Qualcuno scommetteva che la batosta giudiziaria l’avrebbe annichilito, che non ce l’avrebbe fatta a far campagna elettorale come sta facendo in questi giorni...
«Su Berlusconi, aveva ragione Cossiga, quando disse che sarebbe uscito dalla politica solo per morte. All’opposto di quello che affermava Cesare Romiti nel 1994 e cioè che non sarebbero durato, perché non era adatto. Anche io l’ho sempre pensata come l’ex-presidente della repubblica, perché B. è dotato di una proprietà tipica dei metalli, la resilienza, cioè la capacità di piegarsi sotto uno stress e poi recuperare la posizione precedente. È anche una categoria psichiatrica e il Cavaliere è così. È l’unico naufrago che si salva dall’affondamento o passeggero che sopravvive al crash. E poi è unicum psicologiciamente».
In che senso?
«Fra le migliaia di persone che ho seguito in vita mia, è una delle poche che hanno questa caratteristica psichica: contemperano l’elemento euforico e quello ossessivo».
Vale a dire?
«Il primo produce senso di invincibilità, superiorità, il secondo narcisismo e magalomania. Dove si manifestano questi ultimi? Nei dattagli, a sfuggire è la realtà della realtà. B. è capace di inchiodare i collaboratori in una riunione fino alle quattro del mattino per decidere il colore di un manifesto. Questa combinazione di caratteri lo rende tatticamente irresistibile».

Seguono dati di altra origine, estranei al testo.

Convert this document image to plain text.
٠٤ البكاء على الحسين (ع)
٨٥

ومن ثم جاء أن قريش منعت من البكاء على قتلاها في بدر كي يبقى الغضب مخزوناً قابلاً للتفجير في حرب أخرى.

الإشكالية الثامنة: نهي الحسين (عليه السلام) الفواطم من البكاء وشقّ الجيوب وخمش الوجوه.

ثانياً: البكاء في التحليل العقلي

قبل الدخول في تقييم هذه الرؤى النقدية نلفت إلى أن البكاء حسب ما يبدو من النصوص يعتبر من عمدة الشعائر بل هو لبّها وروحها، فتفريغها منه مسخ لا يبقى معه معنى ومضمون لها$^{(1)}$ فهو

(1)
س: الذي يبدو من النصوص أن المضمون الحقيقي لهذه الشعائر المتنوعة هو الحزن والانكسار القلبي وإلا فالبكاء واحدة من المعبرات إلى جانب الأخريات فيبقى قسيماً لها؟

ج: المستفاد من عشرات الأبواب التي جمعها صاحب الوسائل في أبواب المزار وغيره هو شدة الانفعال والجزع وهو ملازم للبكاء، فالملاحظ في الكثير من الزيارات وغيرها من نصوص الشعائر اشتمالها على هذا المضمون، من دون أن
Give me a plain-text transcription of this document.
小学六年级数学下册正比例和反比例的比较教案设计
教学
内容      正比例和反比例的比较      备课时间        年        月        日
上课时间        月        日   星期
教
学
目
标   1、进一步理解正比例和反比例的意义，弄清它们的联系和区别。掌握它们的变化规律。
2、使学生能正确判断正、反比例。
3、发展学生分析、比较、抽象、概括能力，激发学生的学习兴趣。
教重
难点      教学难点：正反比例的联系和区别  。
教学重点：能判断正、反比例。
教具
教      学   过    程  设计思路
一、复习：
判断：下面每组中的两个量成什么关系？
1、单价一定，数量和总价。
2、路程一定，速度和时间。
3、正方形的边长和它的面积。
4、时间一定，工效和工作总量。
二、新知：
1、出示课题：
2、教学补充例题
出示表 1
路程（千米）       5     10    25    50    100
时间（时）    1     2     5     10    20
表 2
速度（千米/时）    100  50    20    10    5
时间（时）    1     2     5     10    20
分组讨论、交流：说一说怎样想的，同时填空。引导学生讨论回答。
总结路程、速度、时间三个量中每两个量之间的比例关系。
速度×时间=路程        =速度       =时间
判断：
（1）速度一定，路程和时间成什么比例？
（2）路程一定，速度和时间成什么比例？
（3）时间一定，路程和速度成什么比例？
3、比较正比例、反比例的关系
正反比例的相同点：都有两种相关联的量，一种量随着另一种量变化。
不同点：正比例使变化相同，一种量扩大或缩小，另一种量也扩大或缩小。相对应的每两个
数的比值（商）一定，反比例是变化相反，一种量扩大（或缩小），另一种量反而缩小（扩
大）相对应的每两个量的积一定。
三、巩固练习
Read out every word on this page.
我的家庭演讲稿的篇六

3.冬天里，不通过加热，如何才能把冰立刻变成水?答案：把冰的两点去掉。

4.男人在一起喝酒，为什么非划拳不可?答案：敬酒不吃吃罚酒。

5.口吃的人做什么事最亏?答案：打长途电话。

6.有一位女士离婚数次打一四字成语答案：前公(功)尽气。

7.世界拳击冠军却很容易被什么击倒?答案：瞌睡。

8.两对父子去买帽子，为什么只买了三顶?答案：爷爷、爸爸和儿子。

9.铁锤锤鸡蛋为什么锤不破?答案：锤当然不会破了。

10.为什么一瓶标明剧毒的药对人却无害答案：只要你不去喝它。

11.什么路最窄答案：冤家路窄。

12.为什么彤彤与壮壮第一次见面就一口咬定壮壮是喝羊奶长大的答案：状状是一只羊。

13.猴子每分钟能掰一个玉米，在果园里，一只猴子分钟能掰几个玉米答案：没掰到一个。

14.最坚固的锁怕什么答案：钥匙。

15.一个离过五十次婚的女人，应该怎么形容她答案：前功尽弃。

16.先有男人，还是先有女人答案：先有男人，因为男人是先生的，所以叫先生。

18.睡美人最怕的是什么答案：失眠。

Senta, ma sull’agone politico, con B., o forse ormai oltre B. ci sono due altri protagonisti: Matteo Renzi e Beppe Grillo...
«Beppe Grillo e Matteo Renzi sono facce della stessa medaglia. Rappresentano la totale archiviazione delle categorie di destra e sinistra che hanno segnato il secondo dopoguerra, senza che, d’altra parte, siano venute meno le ragioni che stavano alla base di quella contrapposizione. Oggi la dicotomia, nel loro caso, non è fra giustizia e libertà, stato e individuo, ma fra vecchio e nuovo. Dove il nuovo, cioè la cosa buona, sono loro. Solo che...»
Solo che?
«Nel caso di Renzi, c’è l’anagrafe seppure assieme con la zavorra della storia, perché il premier sulla sua nave ha dovuto tirare il vecchio del vecchio. Nel caso di Grillo non c’è neppure la giovinezza: ha quasi 65 anni. È un vecchio arnese degli anni ’80 che, essendo attore, usa l’unica forma di comunicazione possibile cioè l’iperbole. Usando le categorie del primo Umberto Eco, quella degli apocalittici e degli integrati, Grillo fa parte dei primi, Renzi dei secondi».
Senta ma guardando l’Europa, di nevrosi se ne vedono un bel po’: siamo tutti un po’ impauriti. Del futuro, dell’euro, di quello che verrà...
«Diciamo la verità questa è un’Europa costruita a misura della Germania, con le categoria della testa dei tedeschi. E non è detto che siano quelle peggiori: c’è questo capitalismo renano, abbastanza temperato, ci sono queste casette coi soffitti alti due metri e venti, ci sono le donne che fanno ancora i biscotti in casa e accendono le candele. Ma è tutto abissalmente diverso dalla nostra realtà».
Per questo, secondo alcuni, ci maltrattano?
«Precisamente. La loro incazzatura nasce dalla constatazione che aveva fatto, anni fa, Rino Formica, grande pensatore socialista».
Cosa sosteneva Formica, che non lo ricordo più?
«Parlando dell’Italia diceva che il convento è povero ma i frati sono ricchi. Infatti, non si è pagata mai l’università, la sanità, i trasporti, le scuole, poco per le pensioni, abbiamo tutti, chi più o chi meno, il nostro gruzzoletto. E loro, i tedeschi, vogliono che cacciamo fuori tutto, fino all’ultimo centesimo risparmiato».